American researchers believe they've recorded spontaneous mimicry of the human voice by a Beluga whale.
While other marine mammals have been taught to mimic human speech, scientists say this particular whale appeared to copy human voices deliberately and unprompted.
But the BBC reports researchers have heard a whale named NOC, aged nine, make sounds octaves below normal, in clipped bursts.
They have outlined in Current Biology just how NOC did it.
But the first mystery was figuring out where the sound was coming from.
Belgua whales are known as "canaries of the sea" for their high-pitched chirps, and while a number of anecdotal reports of whales making human-like speech, none had ever been recorded.
When a diver at the National Marine Mammal Foundation in California surfaced saying, "Who told me to get out?" the researchers there knew they had another example on their hands.

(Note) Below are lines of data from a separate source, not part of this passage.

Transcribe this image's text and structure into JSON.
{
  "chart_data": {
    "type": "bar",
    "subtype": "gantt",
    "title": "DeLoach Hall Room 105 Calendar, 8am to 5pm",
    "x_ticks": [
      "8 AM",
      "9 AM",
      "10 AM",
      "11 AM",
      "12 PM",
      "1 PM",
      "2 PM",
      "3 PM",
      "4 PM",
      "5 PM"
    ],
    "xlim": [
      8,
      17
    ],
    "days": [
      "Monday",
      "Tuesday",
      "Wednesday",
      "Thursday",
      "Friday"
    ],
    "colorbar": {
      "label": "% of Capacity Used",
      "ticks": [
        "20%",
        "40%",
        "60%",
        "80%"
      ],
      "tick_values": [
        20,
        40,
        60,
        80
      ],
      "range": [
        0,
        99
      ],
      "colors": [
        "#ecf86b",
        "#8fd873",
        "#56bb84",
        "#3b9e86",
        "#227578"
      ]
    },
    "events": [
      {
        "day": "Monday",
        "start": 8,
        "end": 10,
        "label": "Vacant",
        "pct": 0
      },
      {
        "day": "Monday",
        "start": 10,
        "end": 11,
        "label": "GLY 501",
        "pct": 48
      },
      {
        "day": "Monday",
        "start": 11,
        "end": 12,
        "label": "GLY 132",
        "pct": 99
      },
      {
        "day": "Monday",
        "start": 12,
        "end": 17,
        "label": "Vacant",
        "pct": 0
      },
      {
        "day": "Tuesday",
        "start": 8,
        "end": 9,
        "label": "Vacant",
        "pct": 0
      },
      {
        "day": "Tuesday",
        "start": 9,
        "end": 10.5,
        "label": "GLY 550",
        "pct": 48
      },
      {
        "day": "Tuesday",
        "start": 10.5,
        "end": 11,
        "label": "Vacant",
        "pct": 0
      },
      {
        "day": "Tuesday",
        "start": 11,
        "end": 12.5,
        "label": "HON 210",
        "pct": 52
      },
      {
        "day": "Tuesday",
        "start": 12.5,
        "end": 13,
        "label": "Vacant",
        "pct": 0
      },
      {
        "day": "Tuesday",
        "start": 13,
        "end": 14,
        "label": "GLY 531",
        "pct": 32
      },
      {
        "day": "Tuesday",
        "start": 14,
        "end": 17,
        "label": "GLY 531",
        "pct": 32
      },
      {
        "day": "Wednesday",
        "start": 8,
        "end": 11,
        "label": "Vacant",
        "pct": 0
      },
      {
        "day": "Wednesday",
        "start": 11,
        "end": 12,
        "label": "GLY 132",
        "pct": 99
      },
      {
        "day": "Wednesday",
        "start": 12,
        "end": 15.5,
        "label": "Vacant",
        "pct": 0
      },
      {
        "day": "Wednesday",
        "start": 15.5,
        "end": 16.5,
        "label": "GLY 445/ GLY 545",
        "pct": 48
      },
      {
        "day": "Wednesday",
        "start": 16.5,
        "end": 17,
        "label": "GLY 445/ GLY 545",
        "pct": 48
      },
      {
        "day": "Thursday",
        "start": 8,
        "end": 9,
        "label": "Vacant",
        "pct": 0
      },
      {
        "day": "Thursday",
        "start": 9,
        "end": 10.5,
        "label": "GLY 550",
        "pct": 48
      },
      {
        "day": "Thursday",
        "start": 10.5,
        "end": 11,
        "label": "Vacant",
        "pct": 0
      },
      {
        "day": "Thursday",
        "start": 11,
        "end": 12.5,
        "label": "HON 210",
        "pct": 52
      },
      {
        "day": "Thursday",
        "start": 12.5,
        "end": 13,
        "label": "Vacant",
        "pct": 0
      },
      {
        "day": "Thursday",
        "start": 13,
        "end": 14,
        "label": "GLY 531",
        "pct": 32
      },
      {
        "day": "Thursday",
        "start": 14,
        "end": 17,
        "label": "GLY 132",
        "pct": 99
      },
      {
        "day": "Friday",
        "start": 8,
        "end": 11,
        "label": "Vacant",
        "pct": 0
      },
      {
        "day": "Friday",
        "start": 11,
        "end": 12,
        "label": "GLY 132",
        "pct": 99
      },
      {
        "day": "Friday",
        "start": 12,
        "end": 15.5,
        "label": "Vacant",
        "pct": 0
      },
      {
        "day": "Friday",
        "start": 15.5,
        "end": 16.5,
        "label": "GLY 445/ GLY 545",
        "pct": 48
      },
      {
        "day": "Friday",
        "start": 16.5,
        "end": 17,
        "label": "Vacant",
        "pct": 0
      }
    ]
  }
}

Once they identified NOC as the culprit, they recorded his behaviour.
They found that vocal bursts averaged about three per second, with pauses reminiscent of human speech.
Analysis of the recordings showed that the frequencies within them were spread out into "harmonics" in a way very unlike whales' normal vocalisations and more like those of humans.
They then rewarded NOC for the speech-like sounds to teach him to make them on command and fitted him with a pressure transducer within his nasal cavity, where sounds are produced, to monitor just what was going on.
The BBC reports they found that he was able to rapidly change the pressure within his nasal cavity to produce the sounds.
To amplify the comparatively low-frequency parts of the vocalisations, he over-inflated what is known at the vestibular sac in his blowhole - which normally acts to stop water entering the lungs.
In short, the mimicry was no easy task for NOC.
"Our observations suggest that the whale had to modify its vocal mechanics in order to make the speech-like sounds," said National Marine Mammal Foundation president Sam Ridgway.
"The sounds we heard were clearly an example of vocal learning by the white whale."